The total time to pull the suction strainer, remove the blanket, and get the pump back in service was less than an hour, though that process alone cost approximately $50,000 in production losses. Still, had the vibration change gone undetected, losses would have been much larger. The oil company estimated based on similar events that had occurred that continued operation of the pump under starved suction conditions would have eventually resulted in a failure requiring at least seven days of downtime and parts replacement/reassembly costs totaling around $630,000.
“If you let a problem like this run for a period of time, you can end up with major equipment damage,” Herr says. “By catching it earlier, you save the cost of equipment repair and extended unplanned downtime for the entire unit.”
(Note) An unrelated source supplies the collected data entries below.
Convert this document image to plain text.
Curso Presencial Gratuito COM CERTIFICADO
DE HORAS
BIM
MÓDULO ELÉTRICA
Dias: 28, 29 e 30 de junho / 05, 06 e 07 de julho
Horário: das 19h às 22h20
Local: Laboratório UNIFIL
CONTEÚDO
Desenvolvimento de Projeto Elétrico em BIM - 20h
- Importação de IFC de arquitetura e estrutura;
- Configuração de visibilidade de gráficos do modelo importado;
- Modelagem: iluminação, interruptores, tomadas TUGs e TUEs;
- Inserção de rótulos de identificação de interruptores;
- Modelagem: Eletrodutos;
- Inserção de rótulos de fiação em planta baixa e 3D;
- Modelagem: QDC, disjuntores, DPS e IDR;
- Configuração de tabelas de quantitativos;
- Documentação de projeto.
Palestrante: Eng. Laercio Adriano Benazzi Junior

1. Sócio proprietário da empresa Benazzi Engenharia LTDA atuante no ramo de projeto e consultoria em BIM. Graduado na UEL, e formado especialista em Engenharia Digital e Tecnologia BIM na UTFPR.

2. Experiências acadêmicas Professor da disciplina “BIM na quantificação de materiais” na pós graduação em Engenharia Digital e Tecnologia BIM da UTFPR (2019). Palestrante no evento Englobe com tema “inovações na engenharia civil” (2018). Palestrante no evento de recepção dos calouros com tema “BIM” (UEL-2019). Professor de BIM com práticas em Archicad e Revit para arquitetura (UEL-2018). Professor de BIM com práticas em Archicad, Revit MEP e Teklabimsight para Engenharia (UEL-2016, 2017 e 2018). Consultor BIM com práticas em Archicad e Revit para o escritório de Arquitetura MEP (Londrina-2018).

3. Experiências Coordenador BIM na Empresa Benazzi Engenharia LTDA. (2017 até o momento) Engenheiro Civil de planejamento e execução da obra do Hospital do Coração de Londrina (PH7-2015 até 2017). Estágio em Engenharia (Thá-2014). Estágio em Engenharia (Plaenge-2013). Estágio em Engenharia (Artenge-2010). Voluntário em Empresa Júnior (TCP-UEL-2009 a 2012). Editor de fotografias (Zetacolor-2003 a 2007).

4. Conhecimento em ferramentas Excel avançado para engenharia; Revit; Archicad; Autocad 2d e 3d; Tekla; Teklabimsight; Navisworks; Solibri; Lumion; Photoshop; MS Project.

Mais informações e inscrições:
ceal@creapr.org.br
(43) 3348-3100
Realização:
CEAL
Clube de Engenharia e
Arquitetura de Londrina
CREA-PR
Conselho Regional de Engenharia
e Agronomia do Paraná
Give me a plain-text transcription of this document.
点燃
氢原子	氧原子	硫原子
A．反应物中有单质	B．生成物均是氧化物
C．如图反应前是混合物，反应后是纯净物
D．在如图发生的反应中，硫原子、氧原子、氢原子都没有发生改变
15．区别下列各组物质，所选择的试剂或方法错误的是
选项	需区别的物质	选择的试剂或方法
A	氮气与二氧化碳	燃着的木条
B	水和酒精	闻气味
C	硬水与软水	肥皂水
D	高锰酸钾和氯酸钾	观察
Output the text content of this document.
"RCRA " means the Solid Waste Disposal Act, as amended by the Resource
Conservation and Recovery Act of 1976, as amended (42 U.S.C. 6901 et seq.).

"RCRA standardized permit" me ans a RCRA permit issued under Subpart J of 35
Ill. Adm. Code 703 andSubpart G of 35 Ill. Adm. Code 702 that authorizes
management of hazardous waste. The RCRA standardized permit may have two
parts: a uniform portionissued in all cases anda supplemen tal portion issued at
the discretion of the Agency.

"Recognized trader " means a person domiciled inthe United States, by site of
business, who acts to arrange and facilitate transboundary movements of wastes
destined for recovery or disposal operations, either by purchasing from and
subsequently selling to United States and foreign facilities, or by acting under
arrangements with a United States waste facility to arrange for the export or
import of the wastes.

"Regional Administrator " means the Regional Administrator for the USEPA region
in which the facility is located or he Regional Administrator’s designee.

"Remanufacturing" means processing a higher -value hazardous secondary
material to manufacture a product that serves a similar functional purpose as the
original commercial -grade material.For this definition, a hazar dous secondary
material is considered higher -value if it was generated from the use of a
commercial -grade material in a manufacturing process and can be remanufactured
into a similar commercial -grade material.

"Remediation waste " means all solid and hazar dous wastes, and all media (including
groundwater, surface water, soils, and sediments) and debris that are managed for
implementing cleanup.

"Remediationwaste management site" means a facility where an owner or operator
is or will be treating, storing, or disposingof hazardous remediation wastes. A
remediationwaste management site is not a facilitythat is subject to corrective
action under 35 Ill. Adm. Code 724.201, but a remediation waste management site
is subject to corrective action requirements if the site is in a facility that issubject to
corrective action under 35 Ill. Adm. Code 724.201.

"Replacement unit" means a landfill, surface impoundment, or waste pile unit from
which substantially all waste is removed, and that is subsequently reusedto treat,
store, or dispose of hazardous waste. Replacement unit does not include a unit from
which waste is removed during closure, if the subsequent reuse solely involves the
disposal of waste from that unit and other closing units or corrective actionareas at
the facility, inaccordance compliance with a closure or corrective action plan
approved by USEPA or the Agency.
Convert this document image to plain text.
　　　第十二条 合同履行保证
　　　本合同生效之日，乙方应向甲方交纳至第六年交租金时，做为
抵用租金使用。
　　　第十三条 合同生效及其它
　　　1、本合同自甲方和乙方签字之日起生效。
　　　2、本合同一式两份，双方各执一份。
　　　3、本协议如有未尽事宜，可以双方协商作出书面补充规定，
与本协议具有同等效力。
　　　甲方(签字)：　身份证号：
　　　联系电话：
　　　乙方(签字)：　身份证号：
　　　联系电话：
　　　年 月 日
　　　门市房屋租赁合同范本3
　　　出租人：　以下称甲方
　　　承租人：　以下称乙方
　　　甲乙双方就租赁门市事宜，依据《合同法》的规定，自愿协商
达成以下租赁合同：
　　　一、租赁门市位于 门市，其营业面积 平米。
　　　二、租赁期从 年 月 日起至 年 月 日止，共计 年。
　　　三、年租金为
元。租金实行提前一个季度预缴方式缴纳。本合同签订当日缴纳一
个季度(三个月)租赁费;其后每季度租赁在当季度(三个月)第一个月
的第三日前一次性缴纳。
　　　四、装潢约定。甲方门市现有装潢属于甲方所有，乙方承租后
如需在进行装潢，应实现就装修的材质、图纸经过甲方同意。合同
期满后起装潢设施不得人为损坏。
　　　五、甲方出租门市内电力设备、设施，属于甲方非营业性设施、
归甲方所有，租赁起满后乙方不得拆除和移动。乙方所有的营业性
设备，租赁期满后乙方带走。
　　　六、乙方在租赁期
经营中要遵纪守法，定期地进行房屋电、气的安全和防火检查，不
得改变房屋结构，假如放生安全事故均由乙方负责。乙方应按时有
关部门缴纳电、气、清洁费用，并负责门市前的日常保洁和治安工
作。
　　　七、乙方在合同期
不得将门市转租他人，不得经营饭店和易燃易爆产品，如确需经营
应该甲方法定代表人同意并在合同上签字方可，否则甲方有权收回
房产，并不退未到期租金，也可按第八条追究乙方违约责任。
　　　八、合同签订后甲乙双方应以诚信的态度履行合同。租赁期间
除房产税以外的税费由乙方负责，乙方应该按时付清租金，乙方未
Condition monitoring doesn’t necessarily mean having to have a bunch of data experts on your in-house team or having to collect and store so much data that you’re drowning in metrics, notes Josh Lyon, Flowserve senior manager of marketing and technology. As a plant’s assets become better connected via the Industrial Internet and product vendors turn their attention to offering after-market monitoring services, expertise about operation of a particular piece of equipment doesn’t have to rely exclusively with the plant’s in-house staff.
Flowserve offers customers different escalation options with respect to vibration alarms, for example. Some companies prefer to keep escalation in house, with managers receiving an automatic alert if a specified amount of time passes without action by a technician to address an alarm. Other companies have alerts sent directly to Flowserve because they don’t want to receive notifications – just answers.
Critical to enabling the condition-monitoring platform for Flowserve was the partnership with OSIsoft, which is working with Flowserve and other original equipment manufacturers to expand after-market service offerings as vendors shift from selling physical products alone to selling products, performance analysis, and troubleshooting assistance. And as end users expand their partnerships with infrastructure experts, there’s opportunity for unprecedented collaboration and validation among data software providers, OEMs, and end users. That’s why, with respect to asset/product performance data on either the OEM side or the end-user side, “You have to get over the phobia of opening some of that data up,” says Enrique Herrera, market principal at OSIsoft.
Says Flowserve’s Lyon: “We’re getting to that point with the Industrial Internet and Big Data analytics of (customers) saying, ‘I don’t want to know what’s going on with 40 pieces of equipment that are running well. (They say) ‘I want to walk right past them, and I want my people to concentrate on the one or four pieces of equipment that aren’t running well ... I want to devote my resources and energy and time on the ones that aren’t performing well so I can prevent them from failing.”
Herr echoes the comment. “You need to be able to sift through (the data) and identify the critical things that are happening,” he says. “The ability to forecast potential failures ... that’s where the industry’s going. The loss of production can be astronomical in terms of cost.”